I kiss the top of her head. “Thank you.”

“And now you have to put the lights on the tree.”

“Yes.”

“I will go into my bedroom until you are done.”

I do not swear as much as she thinks I do, except when I am putting lights on the tree. “Good idea,” I say.

Later, when I am done, she and I take turns picking ornaments to hang on the tree and then we hang stockings on the mantel.

“Do you think Santa will get me the present I want?”
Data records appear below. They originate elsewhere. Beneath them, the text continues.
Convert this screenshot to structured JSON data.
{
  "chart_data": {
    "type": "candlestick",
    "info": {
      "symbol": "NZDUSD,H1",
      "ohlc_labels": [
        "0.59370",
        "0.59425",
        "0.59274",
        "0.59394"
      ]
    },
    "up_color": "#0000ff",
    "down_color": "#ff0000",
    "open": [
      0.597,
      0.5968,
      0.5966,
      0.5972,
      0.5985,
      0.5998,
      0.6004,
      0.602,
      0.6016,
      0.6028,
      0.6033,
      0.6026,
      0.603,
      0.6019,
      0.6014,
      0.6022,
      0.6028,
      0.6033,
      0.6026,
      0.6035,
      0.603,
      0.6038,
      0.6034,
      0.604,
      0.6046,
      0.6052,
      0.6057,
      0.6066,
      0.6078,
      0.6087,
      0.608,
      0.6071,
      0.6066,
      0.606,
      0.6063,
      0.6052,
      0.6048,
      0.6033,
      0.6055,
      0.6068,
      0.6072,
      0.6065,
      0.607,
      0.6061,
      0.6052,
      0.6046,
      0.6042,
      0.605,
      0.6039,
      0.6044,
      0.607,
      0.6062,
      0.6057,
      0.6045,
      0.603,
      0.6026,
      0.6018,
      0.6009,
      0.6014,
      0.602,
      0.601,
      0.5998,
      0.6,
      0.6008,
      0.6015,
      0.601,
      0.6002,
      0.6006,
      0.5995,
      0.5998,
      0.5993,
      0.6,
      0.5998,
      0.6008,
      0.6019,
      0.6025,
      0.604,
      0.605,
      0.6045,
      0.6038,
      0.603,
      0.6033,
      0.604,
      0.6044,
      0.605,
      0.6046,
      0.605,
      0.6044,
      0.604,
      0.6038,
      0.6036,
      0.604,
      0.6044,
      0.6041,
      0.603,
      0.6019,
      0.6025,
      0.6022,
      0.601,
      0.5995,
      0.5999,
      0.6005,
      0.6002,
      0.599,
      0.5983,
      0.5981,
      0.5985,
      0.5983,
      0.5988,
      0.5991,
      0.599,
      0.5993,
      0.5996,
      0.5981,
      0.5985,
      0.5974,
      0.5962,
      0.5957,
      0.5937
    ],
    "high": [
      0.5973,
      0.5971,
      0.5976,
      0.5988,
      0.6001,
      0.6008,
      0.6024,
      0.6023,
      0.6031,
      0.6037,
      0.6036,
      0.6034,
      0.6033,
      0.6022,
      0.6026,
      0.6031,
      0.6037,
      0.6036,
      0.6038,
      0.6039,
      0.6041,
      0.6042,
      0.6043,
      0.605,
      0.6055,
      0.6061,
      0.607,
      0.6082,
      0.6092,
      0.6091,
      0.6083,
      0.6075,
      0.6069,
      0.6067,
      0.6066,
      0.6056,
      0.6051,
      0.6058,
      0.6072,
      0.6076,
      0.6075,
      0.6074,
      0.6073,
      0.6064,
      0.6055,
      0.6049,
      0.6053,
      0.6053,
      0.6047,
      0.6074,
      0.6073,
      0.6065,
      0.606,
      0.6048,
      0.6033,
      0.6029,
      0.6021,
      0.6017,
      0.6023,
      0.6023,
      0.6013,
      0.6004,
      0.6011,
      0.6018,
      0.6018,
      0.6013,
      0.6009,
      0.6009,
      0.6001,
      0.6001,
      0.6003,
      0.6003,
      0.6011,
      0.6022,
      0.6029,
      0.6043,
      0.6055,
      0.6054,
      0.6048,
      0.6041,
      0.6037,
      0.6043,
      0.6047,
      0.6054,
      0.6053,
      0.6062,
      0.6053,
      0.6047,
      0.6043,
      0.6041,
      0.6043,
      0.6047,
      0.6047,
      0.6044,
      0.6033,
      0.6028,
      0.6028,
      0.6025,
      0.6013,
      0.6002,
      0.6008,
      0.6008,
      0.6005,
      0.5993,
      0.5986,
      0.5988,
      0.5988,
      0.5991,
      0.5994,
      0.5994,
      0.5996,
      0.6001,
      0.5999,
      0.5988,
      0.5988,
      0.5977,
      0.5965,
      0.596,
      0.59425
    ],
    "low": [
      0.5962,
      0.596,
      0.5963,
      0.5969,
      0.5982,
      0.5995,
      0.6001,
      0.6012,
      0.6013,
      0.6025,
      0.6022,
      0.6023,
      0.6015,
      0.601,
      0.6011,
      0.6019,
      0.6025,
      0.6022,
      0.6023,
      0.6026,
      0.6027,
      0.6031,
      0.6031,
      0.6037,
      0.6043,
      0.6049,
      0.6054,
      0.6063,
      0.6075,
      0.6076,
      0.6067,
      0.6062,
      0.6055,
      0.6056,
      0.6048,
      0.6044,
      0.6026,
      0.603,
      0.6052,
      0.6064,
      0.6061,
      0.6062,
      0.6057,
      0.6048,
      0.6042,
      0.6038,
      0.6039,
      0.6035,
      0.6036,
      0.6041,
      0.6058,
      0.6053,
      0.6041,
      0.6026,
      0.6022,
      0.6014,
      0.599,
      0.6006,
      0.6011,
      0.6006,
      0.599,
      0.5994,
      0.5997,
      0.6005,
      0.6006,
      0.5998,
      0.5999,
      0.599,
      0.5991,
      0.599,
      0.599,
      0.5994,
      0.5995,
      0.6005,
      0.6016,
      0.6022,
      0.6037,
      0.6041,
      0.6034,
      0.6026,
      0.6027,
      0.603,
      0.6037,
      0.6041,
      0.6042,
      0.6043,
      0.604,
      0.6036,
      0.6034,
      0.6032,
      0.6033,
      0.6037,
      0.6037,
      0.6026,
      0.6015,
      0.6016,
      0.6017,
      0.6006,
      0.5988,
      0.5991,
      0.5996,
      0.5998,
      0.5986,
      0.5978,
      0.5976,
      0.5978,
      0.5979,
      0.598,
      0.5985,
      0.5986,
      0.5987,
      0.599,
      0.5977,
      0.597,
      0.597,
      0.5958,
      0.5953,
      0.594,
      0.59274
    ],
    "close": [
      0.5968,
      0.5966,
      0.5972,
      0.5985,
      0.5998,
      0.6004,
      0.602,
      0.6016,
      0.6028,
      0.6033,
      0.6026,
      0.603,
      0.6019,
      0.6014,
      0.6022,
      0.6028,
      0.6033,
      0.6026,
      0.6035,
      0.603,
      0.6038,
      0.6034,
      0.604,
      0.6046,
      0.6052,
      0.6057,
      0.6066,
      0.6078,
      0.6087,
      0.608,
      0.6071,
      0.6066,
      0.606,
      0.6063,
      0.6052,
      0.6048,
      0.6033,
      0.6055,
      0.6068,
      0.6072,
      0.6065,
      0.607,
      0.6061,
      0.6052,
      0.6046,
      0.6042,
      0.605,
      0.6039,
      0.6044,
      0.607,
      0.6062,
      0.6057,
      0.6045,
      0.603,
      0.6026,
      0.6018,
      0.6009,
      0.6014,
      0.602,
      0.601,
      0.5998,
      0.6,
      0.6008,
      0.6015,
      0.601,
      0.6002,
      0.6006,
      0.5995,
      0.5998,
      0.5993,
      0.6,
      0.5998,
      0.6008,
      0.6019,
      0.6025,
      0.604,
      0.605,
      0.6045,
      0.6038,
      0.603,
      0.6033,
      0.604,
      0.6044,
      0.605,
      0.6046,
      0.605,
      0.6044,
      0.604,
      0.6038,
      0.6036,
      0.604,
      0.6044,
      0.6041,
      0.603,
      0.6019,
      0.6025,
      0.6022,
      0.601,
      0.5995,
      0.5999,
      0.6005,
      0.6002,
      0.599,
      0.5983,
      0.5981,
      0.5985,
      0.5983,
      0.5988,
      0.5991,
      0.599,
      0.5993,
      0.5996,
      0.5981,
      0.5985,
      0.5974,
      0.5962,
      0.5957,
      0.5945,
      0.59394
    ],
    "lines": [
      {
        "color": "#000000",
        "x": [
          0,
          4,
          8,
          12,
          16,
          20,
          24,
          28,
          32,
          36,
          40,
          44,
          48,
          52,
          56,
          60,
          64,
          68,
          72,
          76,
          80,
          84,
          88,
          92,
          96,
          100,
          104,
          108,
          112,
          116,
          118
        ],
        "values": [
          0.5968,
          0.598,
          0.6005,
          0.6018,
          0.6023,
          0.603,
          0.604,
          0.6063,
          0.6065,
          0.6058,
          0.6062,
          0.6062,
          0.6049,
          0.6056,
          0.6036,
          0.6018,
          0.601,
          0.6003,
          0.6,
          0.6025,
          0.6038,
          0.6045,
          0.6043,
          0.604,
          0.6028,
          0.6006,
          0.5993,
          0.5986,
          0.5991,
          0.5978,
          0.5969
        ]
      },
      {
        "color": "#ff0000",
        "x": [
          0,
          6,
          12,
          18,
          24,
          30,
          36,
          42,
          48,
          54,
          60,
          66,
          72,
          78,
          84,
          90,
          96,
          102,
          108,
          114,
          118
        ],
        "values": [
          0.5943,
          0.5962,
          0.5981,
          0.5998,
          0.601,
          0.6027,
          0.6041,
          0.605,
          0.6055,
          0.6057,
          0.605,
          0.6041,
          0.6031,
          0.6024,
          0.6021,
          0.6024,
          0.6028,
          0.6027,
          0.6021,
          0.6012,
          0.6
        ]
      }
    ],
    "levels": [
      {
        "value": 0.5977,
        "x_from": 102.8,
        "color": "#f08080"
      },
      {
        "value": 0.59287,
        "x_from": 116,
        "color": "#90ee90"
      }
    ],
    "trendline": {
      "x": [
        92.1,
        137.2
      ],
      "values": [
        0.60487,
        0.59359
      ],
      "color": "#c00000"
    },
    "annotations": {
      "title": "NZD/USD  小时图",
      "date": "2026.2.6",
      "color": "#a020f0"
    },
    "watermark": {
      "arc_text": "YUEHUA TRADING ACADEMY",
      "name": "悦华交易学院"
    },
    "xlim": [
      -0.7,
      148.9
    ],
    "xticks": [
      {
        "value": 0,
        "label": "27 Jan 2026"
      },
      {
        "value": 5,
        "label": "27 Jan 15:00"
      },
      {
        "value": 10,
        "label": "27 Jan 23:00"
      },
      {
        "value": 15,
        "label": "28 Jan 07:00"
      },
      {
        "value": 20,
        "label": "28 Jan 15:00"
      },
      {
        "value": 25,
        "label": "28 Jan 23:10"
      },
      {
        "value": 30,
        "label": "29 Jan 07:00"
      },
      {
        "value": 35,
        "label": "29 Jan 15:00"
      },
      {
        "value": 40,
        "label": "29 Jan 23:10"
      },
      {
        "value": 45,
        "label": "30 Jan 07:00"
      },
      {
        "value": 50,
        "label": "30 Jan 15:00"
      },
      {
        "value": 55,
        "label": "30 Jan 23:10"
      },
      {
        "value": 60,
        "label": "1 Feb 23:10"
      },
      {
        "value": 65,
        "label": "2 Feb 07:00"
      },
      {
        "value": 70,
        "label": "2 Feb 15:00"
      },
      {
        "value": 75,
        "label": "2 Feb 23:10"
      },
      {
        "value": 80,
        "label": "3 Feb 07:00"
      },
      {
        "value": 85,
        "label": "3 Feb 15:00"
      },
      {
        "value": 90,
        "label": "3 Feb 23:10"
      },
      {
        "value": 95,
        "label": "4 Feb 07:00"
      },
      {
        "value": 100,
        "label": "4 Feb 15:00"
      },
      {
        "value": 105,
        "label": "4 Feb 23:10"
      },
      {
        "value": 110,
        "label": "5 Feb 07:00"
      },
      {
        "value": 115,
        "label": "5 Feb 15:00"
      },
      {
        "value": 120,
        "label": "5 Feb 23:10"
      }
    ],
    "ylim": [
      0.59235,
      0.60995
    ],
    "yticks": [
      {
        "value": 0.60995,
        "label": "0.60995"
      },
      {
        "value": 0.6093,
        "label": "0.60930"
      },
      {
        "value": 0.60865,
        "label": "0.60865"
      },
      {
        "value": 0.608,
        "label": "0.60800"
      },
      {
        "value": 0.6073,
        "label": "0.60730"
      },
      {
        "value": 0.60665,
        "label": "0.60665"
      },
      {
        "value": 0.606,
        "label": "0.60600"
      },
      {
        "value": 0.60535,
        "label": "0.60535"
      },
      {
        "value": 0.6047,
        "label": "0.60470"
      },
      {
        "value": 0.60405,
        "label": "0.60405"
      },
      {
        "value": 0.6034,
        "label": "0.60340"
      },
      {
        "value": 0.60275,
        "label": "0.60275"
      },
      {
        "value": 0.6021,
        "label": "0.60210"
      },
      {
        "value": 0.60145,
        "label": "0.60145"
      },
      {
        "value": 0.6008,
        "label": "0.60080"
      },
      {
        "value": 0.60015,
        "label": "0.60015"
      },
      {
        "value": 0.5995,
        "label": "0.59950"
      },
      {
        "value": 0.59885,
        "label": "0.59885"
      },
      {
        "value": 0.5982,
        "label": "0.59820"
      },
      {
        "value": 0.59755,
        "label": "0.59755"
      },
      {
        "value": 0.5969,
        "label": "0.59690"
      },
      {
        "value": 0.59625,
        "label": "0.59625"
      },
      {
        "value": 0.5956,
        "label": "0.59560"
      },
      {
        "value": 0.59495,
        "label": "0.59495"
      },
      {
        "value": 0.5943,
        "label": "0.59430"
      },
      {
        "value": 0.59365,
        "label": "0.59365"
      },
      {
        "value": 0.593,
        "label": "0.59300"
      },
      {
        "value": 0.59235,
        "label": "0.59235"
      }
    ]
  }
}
I have tried to explain to her that Santa is not real, but she does not believe me. She treats it like religious faith, a choice a person can make. (“You do not have to believe in Santa,” she said. “Although that may be why he never leaves you anything.”) Once, when I tried to explain that I am Santa, she suggested that perhaps I was just trying to steal Santa’s thunder. At this point, I am pretty sure she has won the battle and I’m half-convinced that if I didn’t play Santa, there would still be presents from Santa under the tree.

“I am sure he will do his best,” I say.

“Because I really want that Santa Paws dog. It would be wonderful.”

“Well,” I say, “I bet he’ll do all he can to find one for you.” Which I know he will.

“Santa is very good to children.” It is the only time of the year that she will admit she is a child. The rest of the time she is not a child, she is a teenager and very nearly grown up.

“Yes.”

“He loves Christmas and wants all the children to have something to play with.”

“I would guess so.”

“And at the North Pole he and his employees work very hard. I do not believe in elves, but I think he has employees. Like Dad.”

“You’re probably right.”

“And do you think he plays Christmas music while he works?”

“Almost certainly.”

“But I bet he does not have a pink tree.”